Non sarà questo l’unico incontro speciale nella vita dello scrittore. A 90 anni il maestro decide di pubblicare Certi momenti, testimonianze dietro le quinte d'incontri con personaggi noti o sconosciuti che hanno rappresentato per l’autore un momento speciale (“Gli uomini, le donne e i libri che racconto in questo testo - scriverà nell’introduzione - hanno rappresentato per me delle scintille, dei lampi, dei momenti di maggiore nitidezza”).
Da Primo Levi a Gadda, da Vittorini a Benedetto Croce, passando per Pasolini: piccole, grandi pillole di umanità da leggere. Da leggere come i libri che il maestro cita e che inserisce nell’elenco dei sui incontri speciali a partire da quello più importante, La condizione umana di André Malraux, la cui lettura sarà decisiva nel far crollare la fede fascista di Camilleri.
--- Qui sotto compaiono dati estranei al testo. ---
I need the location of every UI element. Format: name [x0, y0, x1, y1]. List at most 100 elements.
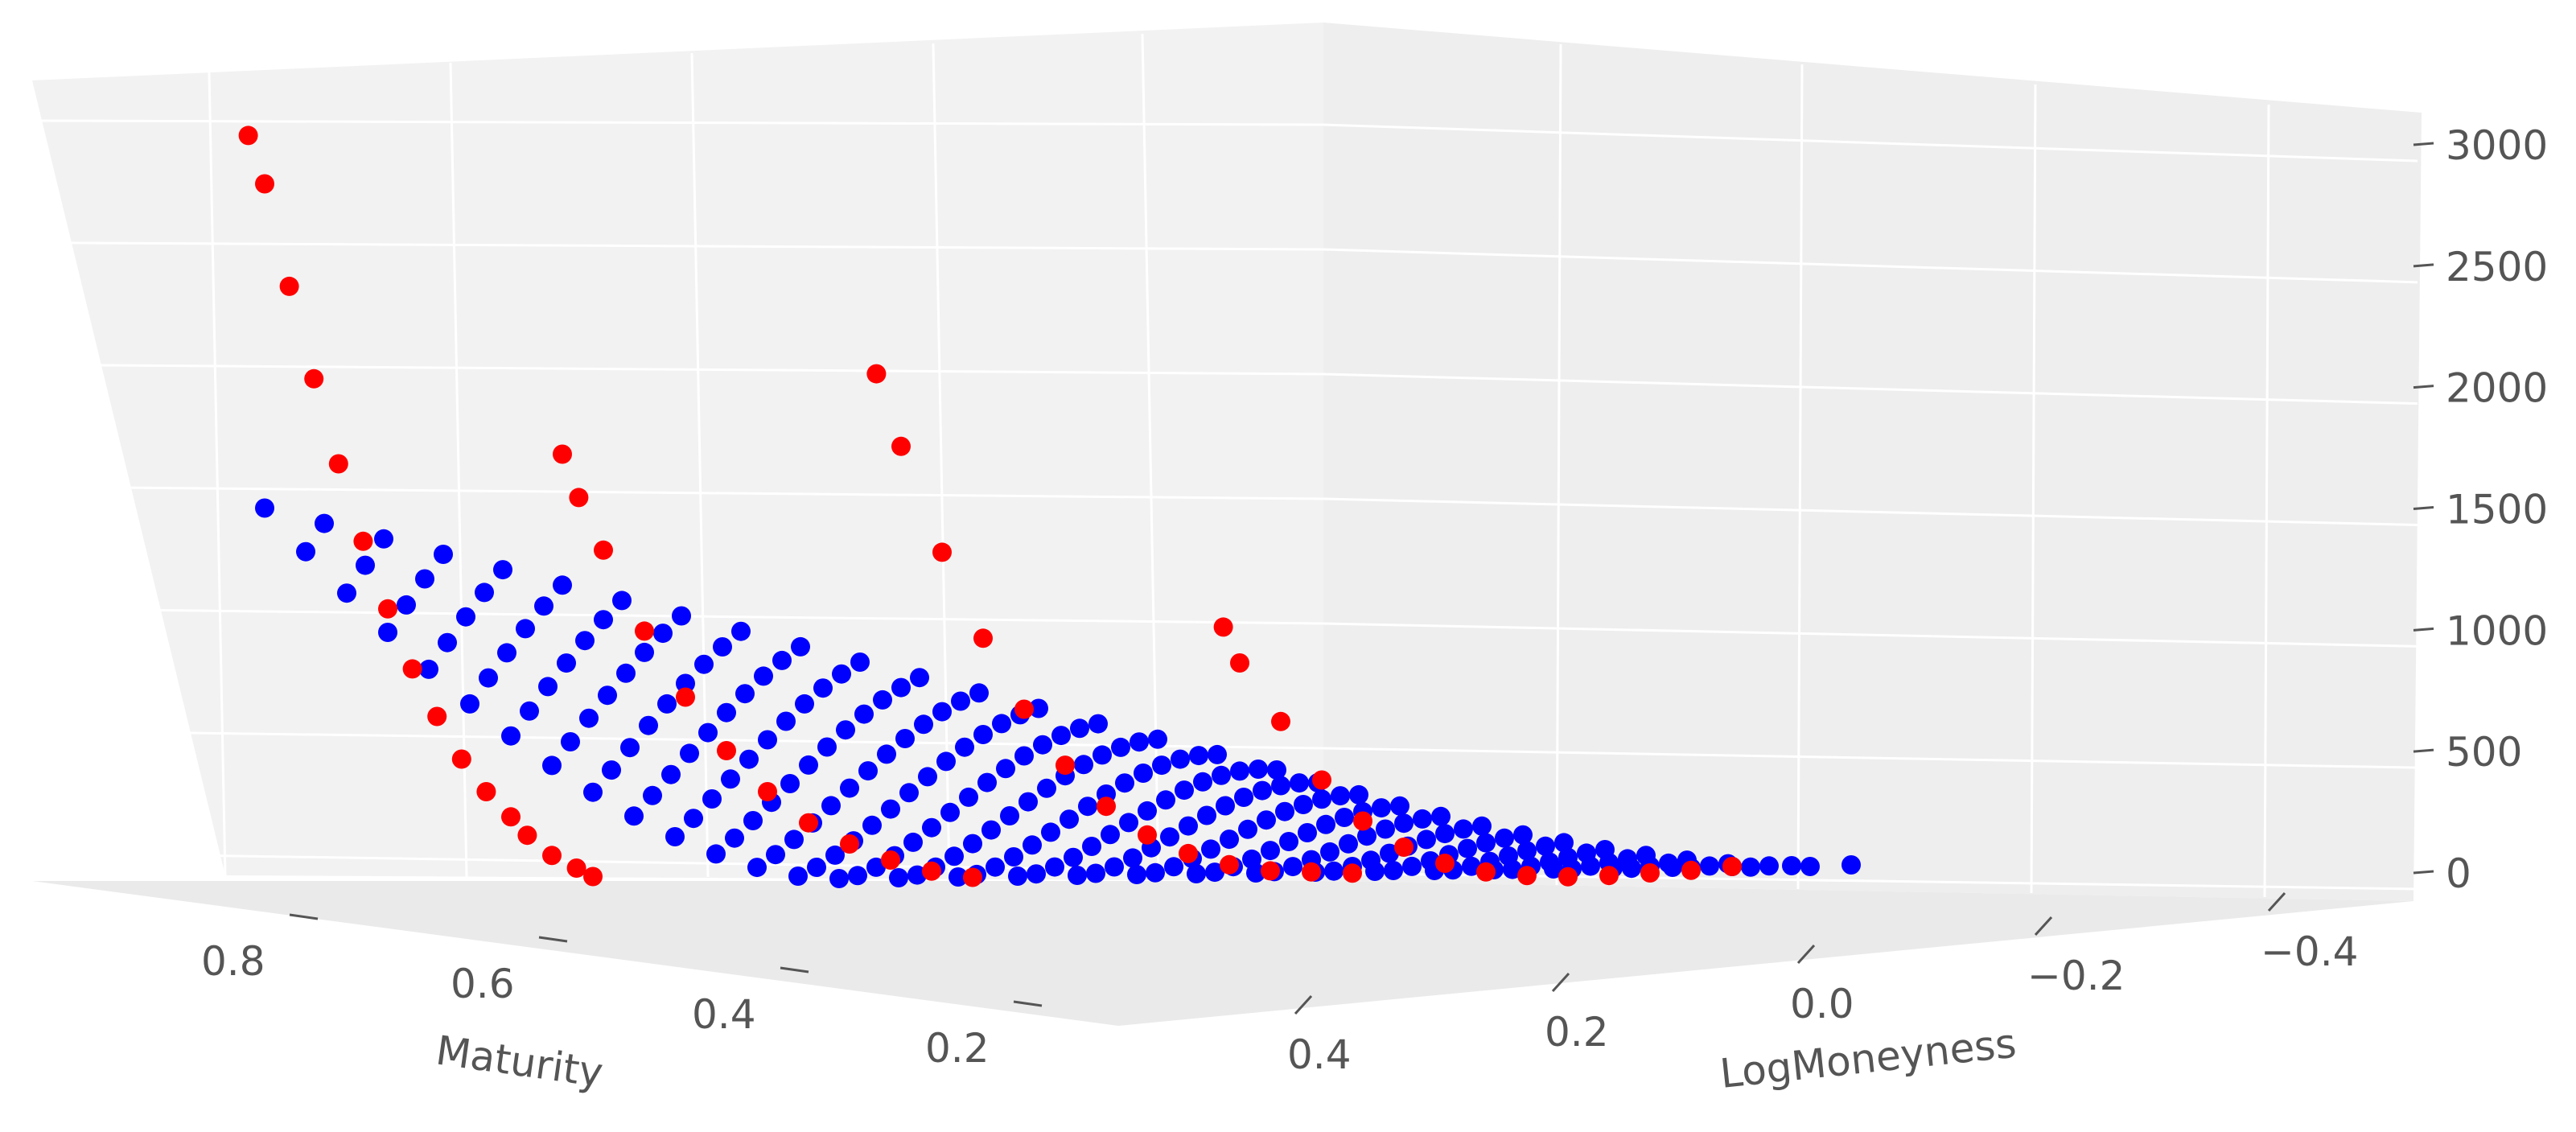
data-point-blue [460, 694, 479, 714]
data-point-blue [665, 827, 685, 846]
data-point-blue [973, 725, 993, 744]
data-point-blue [1759, 856, 1779, 876]
data-point-blue [1513, 825, 1533, 845]
data-point-blue [479, 668, 498, 688]
data-point-blue [1111, 737, 1130, 757]
data-point-blue [881, 799, 900, 819]
data-point-blue [1208, 744, 1227, 764]
data-point-blue [1335, 808, 1354, 827]
grid-line-z-right-0 [1323, 123, 2418, 163]
data-point-red [238, 126, 258, 146]
z-tick-label: 3000 [2446, 122, 2548, 169]
data-point-blue [1018, 792, 1038, 812]
data-point-red [1261, 861, 1280, 881]
data-point-blue [1179, 816, 1198, 836]
data-point-blue [1105, 857, 1124, 877]
grid-line-z-left-3 [31, 485, 1324, 500]
data-point-blue [1148, 729, 1167, 749]
data-point-blue [1201, 839, 1220, 859]
data-point-blue [493, 560, 512, 580]
data-point-blue [1119, 813, 1138, 833]
data-point-red [328, 454, 348, 474]
data-point-blue [891, 677, 911, 698]
x-tick-mark [780, 966, 809, 974]
data-point-blue [1160, 827, 1179, 847]
data-point-red [566, 858, 586, 878]
data-point-blue [1041, 822, 1060, 842]
data-point-blue [1115, 773, 1134, 793]
data-point-blue [1193, 772, 1212, 792]
data-point-red [255, 174, 274, 194]
data-point-blue [702, 789, 722, 809]
data-point-blue [1029, 698, 1048, 718]
data-point-blue [1417, 829, 1436, 850]
y-tick-label: −0.4 [2261, 928, 2358, 975]
data-point-blue [635, 642, 654, 662]
data-point-blue [1242, 849, 1261, 869]
data-point-blue [1499, 846, 1518, 866]
data-point-blue [981, 820, 1001, 840]
data-point-blue [1238, 819, 1257, 839]
grid-line-v-right-0 [1555, 43, 1562, 886]
data-point-blue [873, 689, 892, 710]
data-point-red [1014, 699, 1034, 719]
data-point-blue [579, 708, 599, 728]
data-point-blue [378, 623, 397, 642]
data-point-blue [1636, 846, 1656, 866]
data-point-blue [1390, 796, 1409, 816]
data-point-blue [1257, 810, 1276, 830]
data-point-red [304, 368, 324, 389]
data-point-blue [1558, 847, 1578, 867]
data-point-blue [850, 652, 870, 672]
data-point-blue [877, 744, 896, 764]
data-point-blue [1164, 857, 1183, 877]
x-tick-label: 0.2 [925, 1025, 990, 1072]
data-point-blue [743, 811, 763, 830]
data-point-blue [1045, 857, 1064, 877]
data-point-blue [955, 737, 974, 757]
data-point-red [1271, 711, 1290, 731]
data-point-red [932, 542, 952, 562]
x-tick-label: 0.4 [692, 991, 756, 1038]
data-point-blue [1312, 789, 1331, 809]
data-point-blue [684, 809, 703, 829]
data-point-blue [1189, 746, 1208, 766]
grid-line-v-left-3 [932, 43, 951, 878]
z-tick-label: 1500 [2446, 487, 2548, 533]
data-point-blue [1372, 798, 1391, 818]
data-point-blue [639, 715, 658, 735]
floor-pane [32, 881, 2413, 1026]
data-point-red [922, 861, 941, 881]
data-point-blue [1267, 760, 1286, 780]
data-point-red [676, 687, 695, 707]
x-axis-label: Maturity [433, 1027, 606, 1096]
data-point-blue [1316, 814, 1335, 834]
data-point-blue [940, 802, 960, 822]
data-point-blue [315, 513, 334, 533]
grid-line-v-right-1 [1796, 64, 1804, 890]
data-point-blue [914, 714, 933, 735]
data-point-blue [1014, 746, 1034, 766]
data-point-blue [713, 637, 732, 657]
data-point-blue [520, 701, 539, 721]
data-point-blue [1462, 856, 1481, 876]
data-point-red [1435, 854, 1455, 873]
x-tick-label: 0.8 [201, 938, 265, 985]
data-point-blue [1134, 764, 1153, 783]
data-point-blue [653, 624, 673, 644]
data-point-red [1220, 854, 1239, 875]
data-point-red [799, 813, 818, 833]
data-point-blue [1357, 826, 1376, 846]
x-tick-label: 0.6 [451, 961, 515, 1007]
data-point-red [353, 531, 373, 551]
data-point-blue [1279, 832, 1298, 851]
data-point-blue [438, 632, 457, 652]
data-point-blue [807, 858, 826, 877]
data-point-red [279, 276, 299, 296]
data-point-blue [821, 796, 841, 816]
data-point-red [594, 540, 613, 560]
data-point-blue [1051, 726, 1071, 746]
data-point-blue [1800, 857, 1820, 876]
data-point-blue [836, 720, 855, 740]
data-point-blue [963, 834, 982, 854]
“Me ne stetti per qualche giorno a casa - racconta - senza andare a scuola; ero sicuro di non essere più un fascista, ma non sapevo ancora che cosa ero in realtà. Passavo notti insonni, chiedendomi quale sarebbe stato il mio avvenire in un mondo del quale rifiutavo tutto. In quei giorni mi capitò tra le mani un libro: si trattava di La condizione umana di André Malraux, pubblicato in Francia nel 1933, stampato in Italia l’anno successivo e misteriosamente sfuggito alle maglie della censura. (…) Quella notte lessi il libro tutto d’un fiato. Sono certo che immediatamente dopo quella lettura masse di neuroni del mio cervello si spostarono da una parte all’altra, che una modificazione radicale avvenne nel mio essere (…) Furono tre giorni di autentica malattia: avevo la febbre a trentanove, mi spuntarono come delle pustole sul viso, il medico chiamato di corsa diagnosticò un avvelenamento alimentare. In parte ci aveva indovinato, solo che non si trattava di un avvelenamento, ma dell’immissione di sangue nuovo, diverso, vivo, caldo, palpitante, che il mio organismo stentava a fare entrare dentro di sé. Ecco, quando mi chiedono come mai sei diventato a diciott’anni, ancora sotto il fascismo, un ragazzo con idee comuniste, io rispondo che tutto ciò, per fortuna, è successo grazie all’incontro casuale con La condizione umana di André Malraux”.